Wake Ed

General Assembly blamed for Wake County school budget woes

Wake County school leaders and school supporters are trying to portray the state as the bad guy for putting the district in the situation where it may ask for a $48.3 million local funding increase.

During Tuesday’s school board work session and budget public hearing, the General Assembly was repeatedly accused of not providing enough funding to help North Carolina’s largest school district meet its needs. Wake Superintendent Jim Merrill has proposed asking the Wake County Board of Commissioners for $48.3 million more – $27 million of it for pay raises for employees, traditionally a responsibility of the state.

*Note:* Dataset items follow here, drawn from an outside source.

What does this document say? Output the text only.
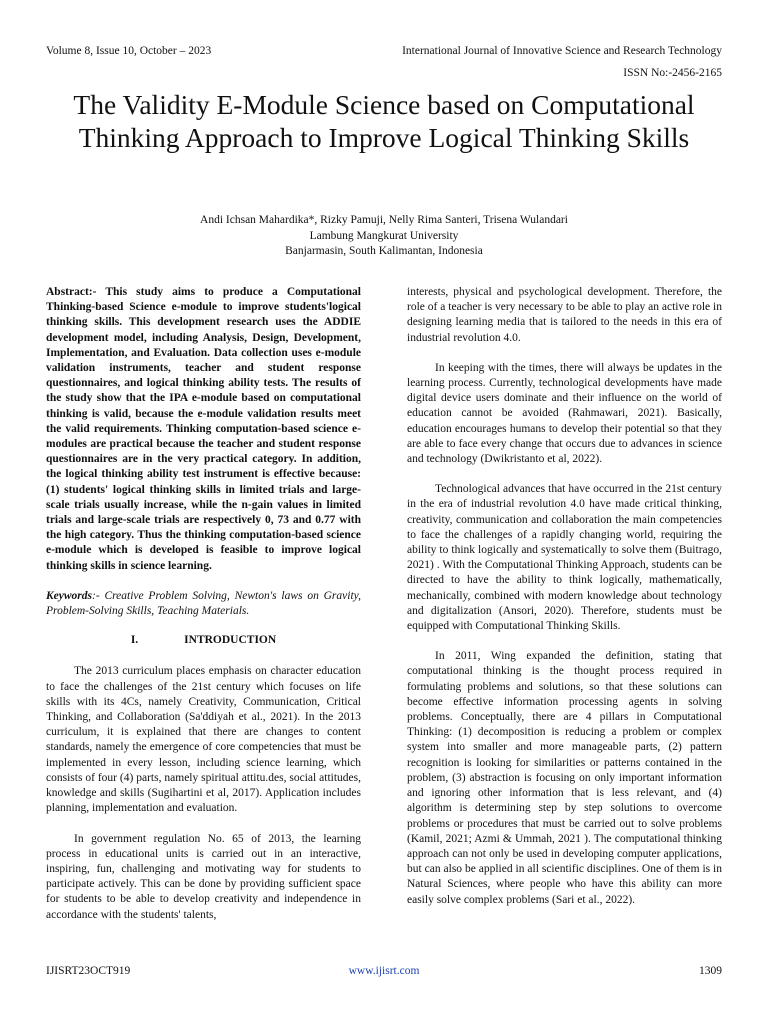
Volume 8, Issue 10, October – 2023	International Journal of Innovative Science and Research Technology
ISSN No:-2456-2165
The Validity E-Module Science based on Computational Thinking Approach to Improve Logical Thinking Skills
Andi Ichsan Mahardika*, Rizky Pamuji, Nelly Rima Santeri, Trisena Wulandari
Lambung Mangkurat University
Banjarmasin, South Kalimantan, Indonesia

Abstract:- This study aims to produce a Computational Thinking-based Science e-module to improve students'logical thinking skills. This development research uses the ADDIE development model, including Analysis, Design, Development, Implementation, and Evaluation. Data collection uses e-module validation instruments, teacher and student response questionnaires, and logical thinking ability tests. The results of the study show that the IPA e-module based on computational thinking is valid, because the e-module validation results meet the valid requirements. Thinking computation-based science e-modules are practical because the teacher and student response questionnaires are in the very practical category. In addition, the logical thinking ability test instrument is effective because: (1) students' logical thinking skills in limited trials and large-scale trials usually increase, while the n-gain values in limited trials and large-scale trials are respectively 0, 73 and 0.77 with the high category. Thus the thinking computation-based science e-module which is developed is feasible to improve logical thinking skills in science learning.

Keywords:- Creative Problem Solving, Newton's laws on Gravity, Problem-Solving Skills, Teaching Materials.

I.	INTRODUCTION

The 2013 curriculum places emphasis on character education to face the challenges of the 21st century which focuses on life skills with its 4Cs, namely Creativity, Communication, Critical Thinking, and Collaboration (Sa'ddiyah et al., 2021). In the 2013 curriculum, it is explained that there are changes to content standards, namely the emergence of core competencies that must be implemented in every lesson, including science learning, which consists of four (4) parts, namely spiritual attitu.des, social attitudes, knowledge and skills (Sugihartini et al, 2017). Application includes planning, implementation and evaluation.

In government regulation No. 65 of 2013, the learning process in educational units is carried out in an interactive, inspiring, fun, challenging and motivating way for students to participate actively. This can be done by providing sufficient space for students to be able to develop creativity and independence in accordance with the students' talents,

interests, physical and psychological development. Therefore, the role of a teacher is very necessary to be able to play an active role in designing learning media that is tailored to the needs in this era of industrial revolution 4.0.

In keeping with the times, there will always be updates in the learning process. Currently, technological developments have made digital device users dominate and their influence on the world of education cannot be avoided (Rahmawari, 2021). Basically, education encourages humans to develop their potential so that they are able to face every change that occurs due to advances in science and technology (Dwikristanto et al, 2022).

Technological advances that have occurred in the 21st century in the era of industrial revolution 4.0 have made critical thinking, creativity, communication and collaboration the main competencies to face the challenges of a rapidly changing world, requiring the ability to think logically and systematically to solve them (Buitrago, 2021) . With the Computational Thinking Approach, students can be directed to have the ability to think logically, mathematically, mechanically, combined with modern knowledge about technology and digitalization (Ansori, 2020). Therefore, students must be equipped with Computational Thinking Skills.

In 2011, Wing expanded the definition, stating that computational thinking is the thought process required in formulating problems and solutions, so that these solutions can become effective information processing agents in solving problems. Conceptually, there are 4 pillars in Computational Thinking: (1) decomposition is reducing a problem or complex system into smaller and more manageable parts, (2) pattern recognition is looking for similarities or patterns contained in the problem, (3) abstraction is focusing on only important information and ignoring other information that is less relevant, and (4) algorithm is determining step by step solutions to overcome problems or procedures that must be carried out to solve problems (Kamil, 2021; Azmi & Ummah, 2021 ). The computational thinking approach can not only be used in developing computer applications, but can also be applied in all scientific disciplines. One of them is in Natural Sciences, where people who have this ability can more easily solve complex problems (Sari et al., 2022).

IJISRT23OCT919	www.ijisrt.com	1309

On one side is a a largely liberal Democratic school board and its supporters. On the other side is a largely conservative Republican-led state legislature.

“The elephant in the room with this budget is the county picking up a significant amount of the state’s responsibilities – and that is salaries,” school board Vice Chairman Tom Benton said during the budget work session. “The bottom line is that we can increase instructional supplies, we can increase programs, we can do studies to look at equity issues, but if we don’t take the steps to maintain a highly qualified, highly trained staff, none of that is going to do us any good.

“We can build the best schools in the state, but if we don’t take steps to maintain a high-quality staff, then all of those are show.”

Benton said there is a crisis situation with teachers and that the question isn’t why Wake is stepping up, but why the state is not. The General Assembly has raised pay for new and less experienced teachers, but has been criticized for trying to take away career status, also called tenure, and not doing as much to raise pay for veteran educators.

“I’m hoping that when people do question the amount of the request – and that with 50 percent of it approximately being in salaries – that they understand the predicament that the state has put Wake County in,” Benton said. “Thank goodness we’re in a county that might can do something about that.”

The theme was picked up by several speakers at the school board’s budget public hearing. In addition to railing against the state, they pledged to show up at the June 1 budget public hearings scheduled by the Wake County Board of Commissioners.

While the commissioners are now all Democrats, the prospect of raising taxes to prove a record $48.3 million increase in school funding is giving them pause.

Angela Scioli, a social studies teacher at Leesville Road High School in Raleigh, brought Tuesday the signatures of more than 100 teachers and staff at the school showing their support for the school budget. Scioli said she’d bring those signatures when commissioners hear from the public about the budget on June 1.

“We will be letting them know that we are in full support of your efforts and consider this to be a rare opportunity to right some of the wrongs of recent state legislation related to funding and pay,” Scioli said. “I only wish every county in our state could share our good fortune of having elected progressive, forward-thinking officials who know the importance of public education and the role it plays in ensuring our American meritocracy and democracy.”

Larry Nilles, president of WAKE NCAE, blamed Wake’s school budget woes on state legislators “who have made intentional decisions to underfund our public schools to force people like you to make decisions like this so that they can keep their jobs and they can get their friends elected when they change the rules of the game.”

“This is our chance to push back against a destructive and deliberate agenda,” Nilles said. “I know you all want to do it. I think you can and we’ll all be there with you on June 1st when we have to beg that other board for the money.”

Other speakers at the budget hearing include people who’ve attended Moral Monday rallies against the General Assembly and who’ve filed lawsuits challenging the legislature’s new election maps for the Wake school board and commissioners.